If you focus on why he disappeared, you might only waste your time and energy.
The best thing you can do in this case is to focus on yourself and move on from that situation.
If you want to move on from that, it’s good to keep yourself occupied with things that you like doing.
- Try new hobbies;
- Read new books;
- Explore new opportunities.
– Avoid excusing his behavior.
When a man disappears, he has a reason for that.
If you excuse his behavior, he might come back and disappear again because he might think that it’s okay since you excuse him.
He won’t learn the lesson if you keep excusing this behavior.
If he comes back with an explanation, then excusing his behavior can be acceptable.
On the other hand, if he comes back with no sense of responsibility for his misguiding behavior, then try to be rational and choose what’s best for you instead of excusing his behavior however he presents it.
– Seeing the positive side: feel grateful that he disappeared.
A person who disappears from your life, for whatever reason, is a person who chose to not stay in your life.
Try to see it in the way that he was not the right person for you and if he continued talking to you things would only get worse.
So, if he disappeared, he did you a favor and saved you from being with the wrong guy.
Why is that something you should feel grateful for?
He saved you time, effort, tears, and even a harshly learned lesson from what could possibly be a chaotic or even toxic relationship.
If he decided to leave, let it be so. Trust me, your older self will understand this and will be grateful of it someday.
– Be open to seeing other people.
It’s not the end of the world if a guy you were talking to disappears. There’s plenty of fish in the sea.

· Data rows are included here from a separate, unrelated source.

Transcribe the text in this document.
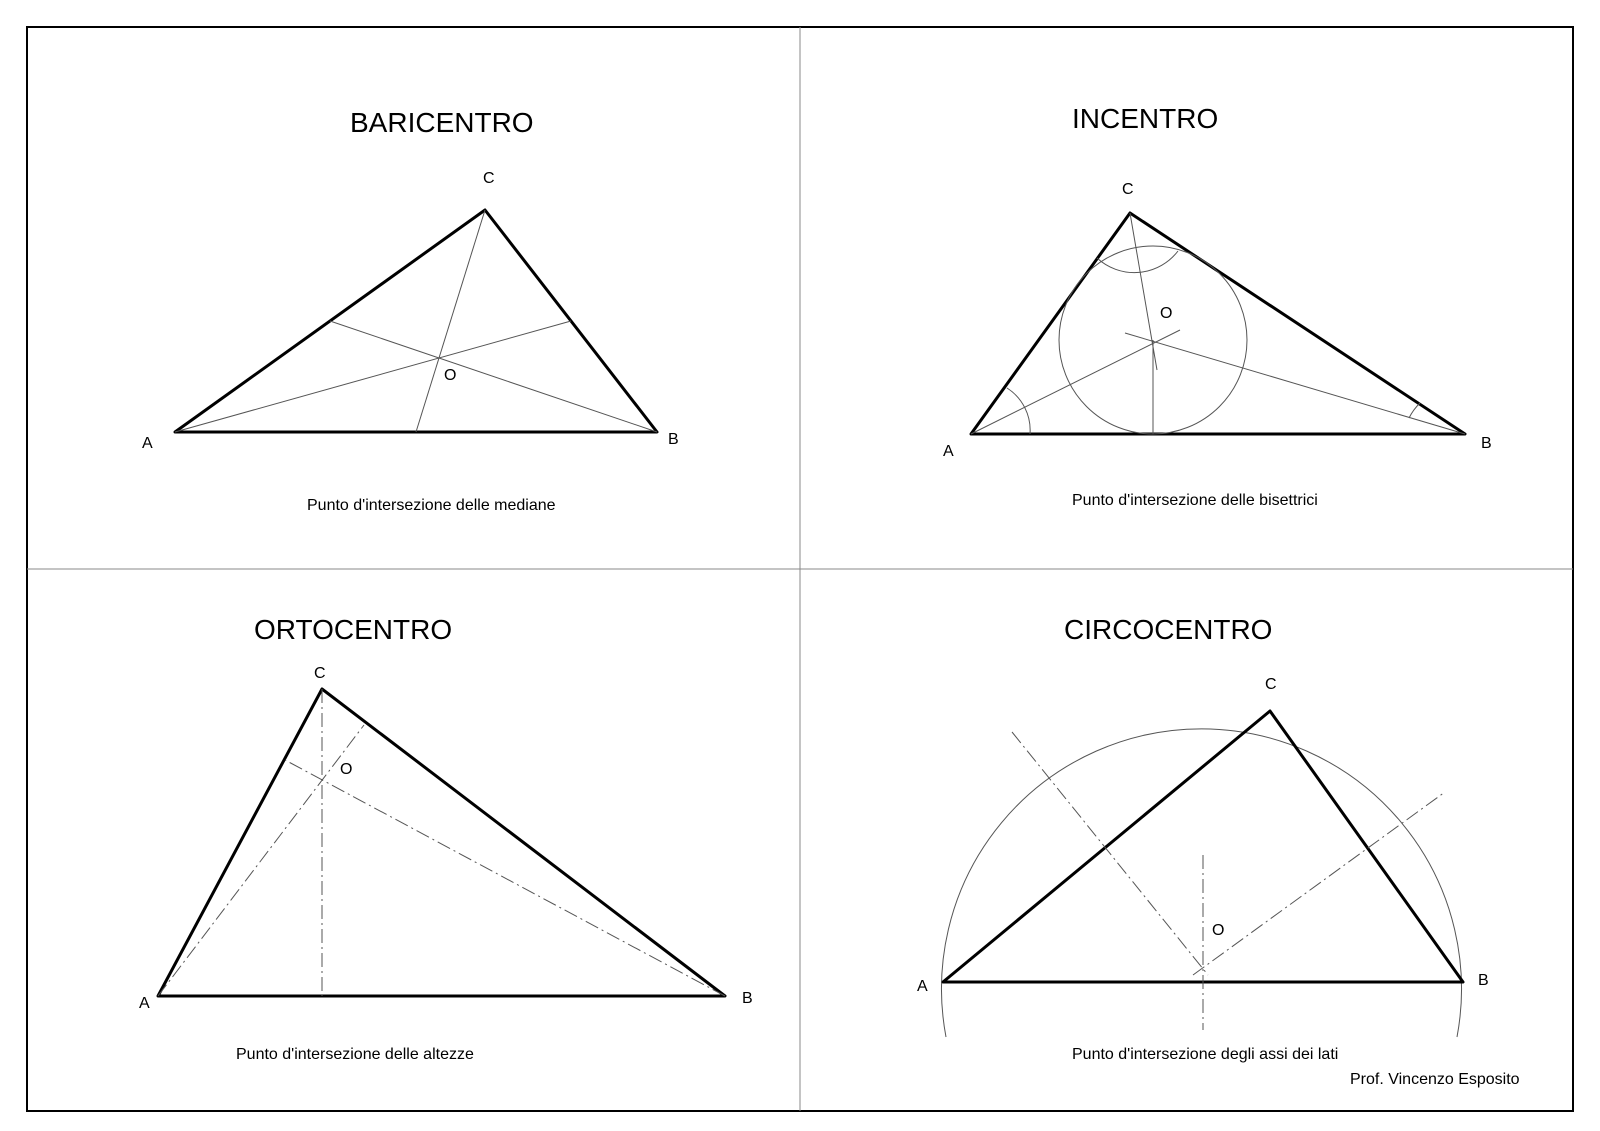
BARICENTRO
A	B
C
O
Punto d'intersezione delle mediane
INCENTRO
A	B
C
O
Punto d'intersezione delle bisettrici
ORTOCENTRO
A	B
C
O
Punto d'intersezione delle altezze
CIRCOCENTRO
A	B
C
O
Punto d'intersezione degli assi dei lati
Prof. Vincenzo Esposito
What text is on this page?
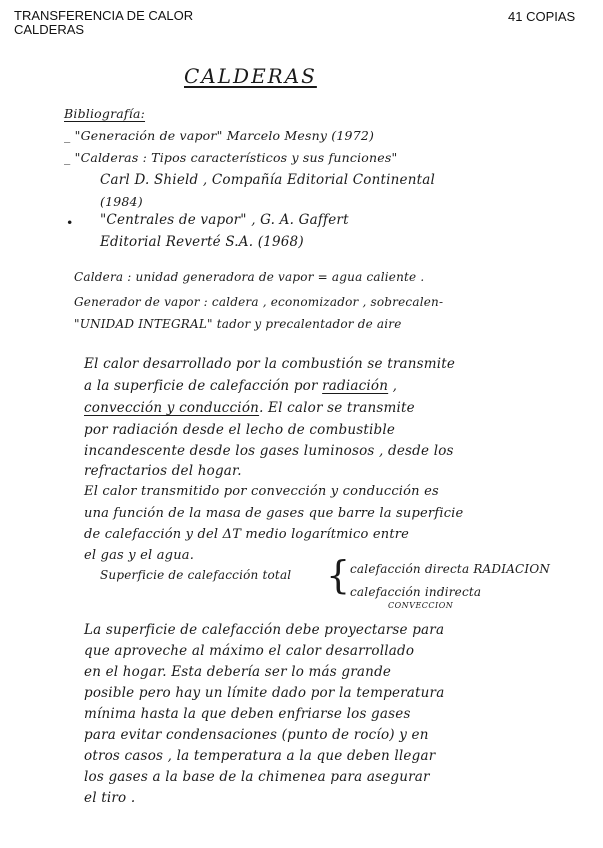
TRANSFERENCIA DE CALOR
CALDERAS
41 COPIAS
CALDERAS
Bibliografía:
_ "Generación de vapor" Marcelo Mesny (1972)
_ "Calderas : Tipos característicos y sus funciones"
Carl D. Shield , Compañía Editorial Continental
(1984)
• "Centrales de vapor" , G. A. Gaffert
Editorial Reverté S.A. (1968)
Caldera : unidad generadora de vapor = agua caliente .
Generador de vapor : caldera , economizador , sobrecalen-
"UNIDAD INTEGRAL" tador y precalentador de aire
El calor desarrollado por la combustión se transmite
a la superficie de calefacción por radiación ,
convección y conducción. El calor se transmite
por radiación desde el lecho de combustible
incandescente desde los gases luminosos , desde los
refractarios del hogar.
El calor transmitido por convección y conducción es
una función de la masa de gases que barre la superficie
de calefacción y del ΔT medio logarítmico entre
el gas y el agua.
Superficie de calefacción total { calefacción directa RADIACION
calefacción indirecta
CONVECCION
La superficie de calefacción debe proyectarse para
que aproveche al máximo el calor desarrollado
en el hogar. Esta debería ser lo más grande
posible pero hay un límite dado por la temperatura
mínima hasta la que deben enfriarse los gases
para evitar condensaciones (punto de rocío) y en
otros casos , la temperatura a la que deben llegar
los gases a la base de la chimenea para asegurar
el tiro .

Closing yourself and thinking about it too much will decrease the chances of you getting to know someone else who is better.
Try to be open to new opportunities, talk to new people and create new experiences without letting his disappearance hold you back.
– Talk to a therapist.
A therapist can be of tremendous help when it comes to guiding you while you navigate relationships.
Guys often disappear when they like during the early stages of dating. However, long-term relationships aren’t excluded from this occurrence either.
The doubt and the insecurities that come as a result of this experience can possibly lead you to overthink and have a difficult time accepting that someone you liked so much is out of the picture within a simple second.
A therapist’s pragmatic view and a different perspective can help you see the situation through their eyes, hence having a clearer mind helps you have a more rational approach to the situation.
Do guys that disappear ever come back?
Depending on the reason they disappeared and on their personality, some guys come back and some don’t.
Guys that want you to chase them are more likely to come back and see if you missed them.
Similarly, guys who were dealing with personal issues might come back when they solve their problems.
Those who are likely to not come back are guys who did not feel the chemistry with you, guys who were afraid of commitment, or guys who were interested in you only sexually.
So, why do they come back?
- They didn’t find someone better;
- They realize you are the one they want – if they were having second thoughts;
- They want attention;
- They want to check how you’re doing;
- They’re ready for a relationship;
- They want to take advantage of you again and disappear.
After all: Should I take him back if he reappears?
You might be tempted to take back the guy who came back after he disappeared despite what his reasons were.
Before considering if you should take him back or not, here’s what you can do:
- Ask him why he disappeared in the first place;
- Evaluate if his excuse is strongly reasonable;
- Let him know your boundaries;
- Be clear about what you want.
When he has a strong reason that he had to disappear, it’s okay to take him back if you still have feelings for him.
But, when his reasons do not add up and it’s clear that he didn’t want to talk to you, try to reconsider your options and have what’s best for you.
Sometimes, his coming back to you might be because he’s lonely and doesn’t have anyone else, and he might disappear the next chance he gets.
Think it through, and take your time. Would this guy be worth another shot?